3. Kerjasama Internasional dan Diplomasi Ekonomi
Indonesia aktif melakukan dialog dengan mitra dagang utama, termasuk Amerika Serikat, untuk memberikan transparansi mengenai pola perdagangan Indonesia. Hal ini bertujuan untuk membangun kepercayaan bahwa Indonesia adalah mitra dagang yang patuh pada aturan internasional.
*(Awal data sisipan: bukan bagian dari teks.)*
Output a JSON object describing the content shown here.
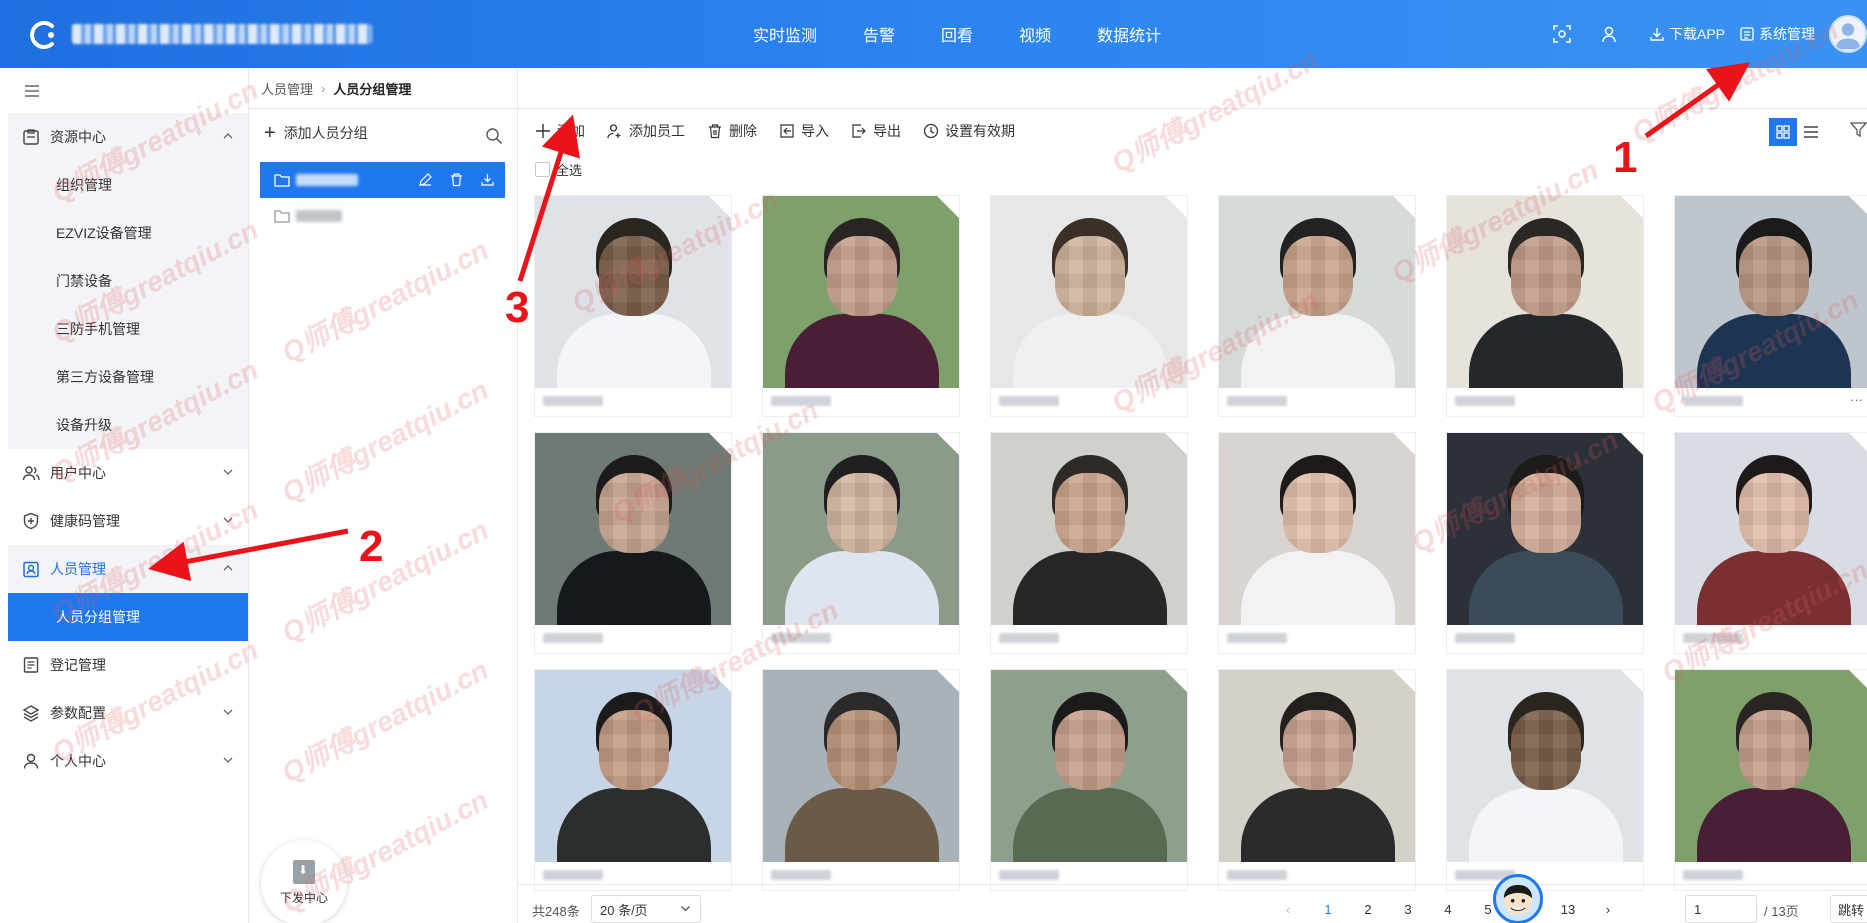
{
  "header": {
    "nav": [
      "实时监测",
      "告警",
      "回看",
      "视频",
      "数据统计"
    ],
    "download_app": "下载APP",
    "system_admin": "系统管理"
  },
  "sidebar": {
    "groups": [
      {
        "label": "资源中心",
        "icon": "clipboard-icon",
        "expanded": true,
        "items": [
          "组织管理",
          "EZVIZ设备管理",
          "门禁设备",
          "三防手机管理",
          "第三方设备管理",
          "设备升级"
        ]
      },
      {
        "label": "用户中心",
        "icon": "users-icon"
      },
      {
        "label": "健康码管理",
        "icon": "shield-plus-icon"
      },
      {
        "label": "人员管理",
        "icon": "id-badge-icon",
        "expanded": true,
        "active": true,
        "items": [
          "人员分组管理"
        ]
      },
      {
        "label": "登记管理",
        "icon": "register-icon"
      },
      {
        "label": "参数配置",
        "icon": "layers-icon"
      },
      {
        "label": "个人中心",
        "icon": "user-icon"
      }
    ]
  },
  "breadcrumb": {
    "parent": "人员管理",
    "current": "人员分组管理"
  },
  "group_panel": {
    "add_group": "添加人员分组",
    "download_center": "下发中心"
  },
  "toolbar": {
    "add": "添加",
    "add_employee": "添加员工",
    "delete": "删除",
    "import": "导入",
    "export": "导出",
    "set_validity": "设置有效期"
  },
  "select_all": "全选",
  "pagination": {
    "total": "共248条",
    "page_size": "20 条/页",
    "pages": [
      "1",
      "2",
      "3",
      "4",
      "5",
      "...",
      "13"
    ],
    "current": "1",
    "jump_value": "1",
    "total_pages": "/ 13页",
    "jump": "跳转"
  },
  "annotations": [
    "1",
    "2",
    "3"
  ],
  "watermark": "Q师傅greatqiu.cn",
  "colors": {
    "primary": "#1f78ee",
    "header_gradient_start": "#1f6fe0",
    "annotation_red": "#e8141a"
  }
}
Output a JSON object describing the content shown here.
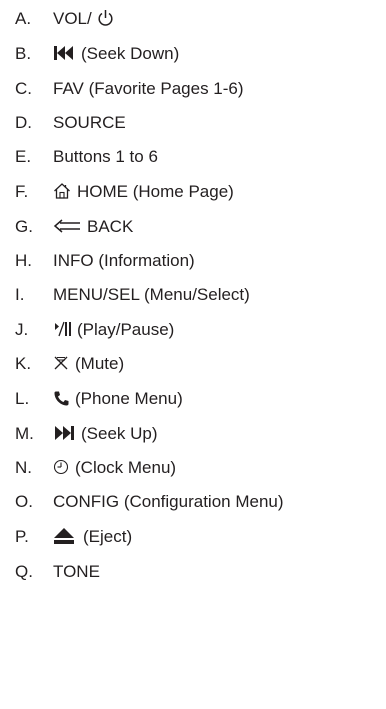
{
  "legend": {
    "items": [
      {
        "letter": "A.",
        "text": "VOL/",
        "icon": "power-icon",
        "icon_after": true
      },
      {
        "letter": "B.",
        "text": "(Seek Down)",
        "icon": "seek-down-icon"
      },
      {
        "letter": "C.",
        "text": "FAV (Favorite Pages 1-6)",
        "icon": ""
      },
      {
        "letter": "D.",
        "text": "SOURCE",
        "icon": ""
      },
      {
        "letter": "E.",
        "text": "Buttons 1 to 6",
        "icon": ""
      },
      {
        "letter": "F.",
        "text": "HOME (Home Page)",
        "icon": "home-icon"
      },
      {
        "letter": "G.",
        "text": "BACK",
        "icon": "back-arrow-icon"
      },
      {
        "letter": "H.",
        "text": "INFO (Information)",
        "icon": ""
      },
      {
        "letter": "I.",
        "text": "MENU/SEL (Menu/Select)",
        "icon": ""
      },
      {
        "letter": "J.",
        "text": "(Play/Pause)",
        "icon": "play-pause-icon"
      },
      {
        "letter": "K.",
        "text": "(Mute)",
        "icon": "mute-icon"
      },
      {
        "letter": "L.",
        "text": "(Phone Menu)",
        "icon": "phone-icon"
      },
      {
        "letter": "M.",
        "text": "(Seek Up)",
        "icon": "seek-up-icon"
      },
      {
        "letter": "N.",
        "text": "(Clock Menu)",
        "icon": "clock-icon"
      },
      {
        "letter": "O.",
        "text": "CONFIG (Configuration Menu)",
        "icon": ""
      },
      {
        "letter": "P.",
        "text": "(Eject)",
        "icon": "eject-icon"
      },
      {
        "letter": "Q.",
        "text": "TONE",
        "icon": ""
      }
    ]
  }
}
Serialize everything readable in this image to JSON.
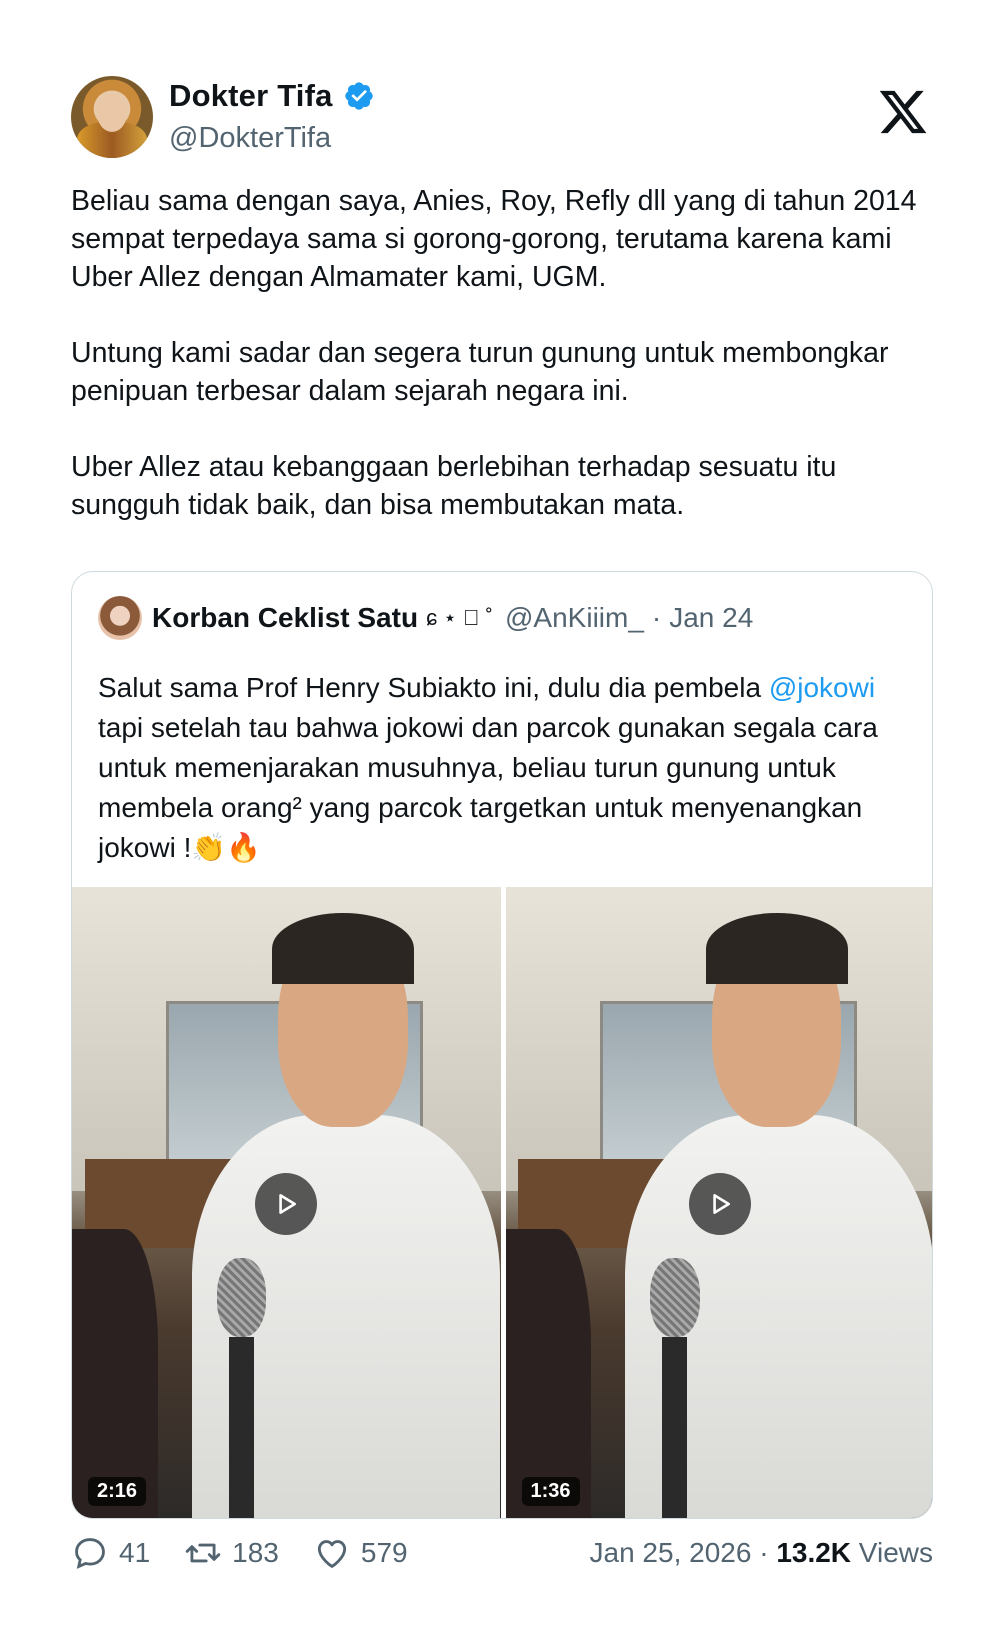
{
  "author": {
    "display_name": "Dokter Tifa",
    "handle": "@DokterTifa",
    "verified_icon": "verified-badge-icon",
    "avatar_icon": "avatar"
  },
  "platform_logo": "x-logo-icon",
  "tweet": {
    "text": "Beliau sama dengan saya, Anies, Roy, Refly dll yang di tahun 2014 sempat terpedaya sama si gorong-gorong, terutama karena kami Uber Allez dengan Almamater kami, UGM.\n\nUntung kami sadar dan segera turun gunung untuk membongkar penipuan terbesar dalam sejarah negara ini.\n\nUber Allez atau kebanggaan berlebihan terhadap sesuatu itu sungguh tidak baik, dan bisa membutakan mata."
  },
  "quoted": {
    "display_name": "Korban Ceklist Satu",
    "decoration": "ɕ ⋆ ⃞ ˚",
    "handle": "@AnKiiim_",
    "separator": "·",
    "date": "Jan 24",
    "text_before": "Salut sama Prof Henry Subiakto ini, dulu dia pembela ",
    "mention": "@jokowi",
    "text_after": " tapi setelah tau bahwa jokowi dan parcok gunakan segala cara untuk memenjarakan musuhnya, beliau turun gunung untuk membela orang² yang parcok targetkan untuk menyenangkan jokowi !👏🔥",
    "videos": [
      {
        "duration": "2:16"
      },
      {
        "duration": "1:36"
      }
    ]
  },
  "stats": {
    "replies": "41",
    "reposts": "183",
    "likes": "579",
    "date": "Jan 25, 2026",
    "separator": "·",
    "views_count": "13.2K",
    "views_label": " Views"
  },
  "colors": {
    "accent": "#1d9bf0",
    "secondary_text": "#536471",
    "border": "#cfd9de"
  }
}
Dampak Perang Dagang AS-China terhadap Indonesia
Ketegangan antara dua kekuatan ekonomi terbesar dunia ini memberikan dampak ganda bagi Indonesia. Di satu sisi, ada peluang relokasi investasi dari China ke Indonesia. Namun, di sisi lain, ada risiko besar jika Indonesia dianggap sebagai alat untuk menghindari kebijakan AS.
Jika Indonesia dianggap membantu China melakukan circumvention, maka industri manufaktur kita yang sedang tumbuh bisa terkena dampak serangan tarif dari AS. Oleh karena itu, menjaga keseimbangan antara menarik investasi dan menjaga kepatuhan terhadap aturan perdagangan global menjadi tantangan utama bagi Kementerian Koordinator Bidang Perekonomian.
Airlangga menyadari bahwa stabilitas ekonomi nasional sangat bergantung pada kepercayaan pasar internasional. Oleh karena itu, memastikan bahwa arus perdagangan berjalan sesuai dengan hukum yang berlaku adalah harga mati yang tidak bisa ditawar.
Kesimpulan
Pemerintah Indonesia melalui Menko Perekonomian Airlangga Hartarto secara tegas membantah adanya praktik transhipment yang melibatkan Indonesia untuk membantu China menghindari tarif perdagangan Amerika Serikat. Dengan penguatan regulasi mengenai asal-usul barang (Rules of Origin) serta pengawasan ketat oleh Bea Cukai, Indonesia berkomitmen untuk menjaga integritas perdagangannya. Langkah proaktif ini sangat penting untuk melindungi ekonomi nasional dari risiko sanksi dagang dan menjaga posisi Indonesia sebagai mitra ekonomi yang kredibel di kancah global.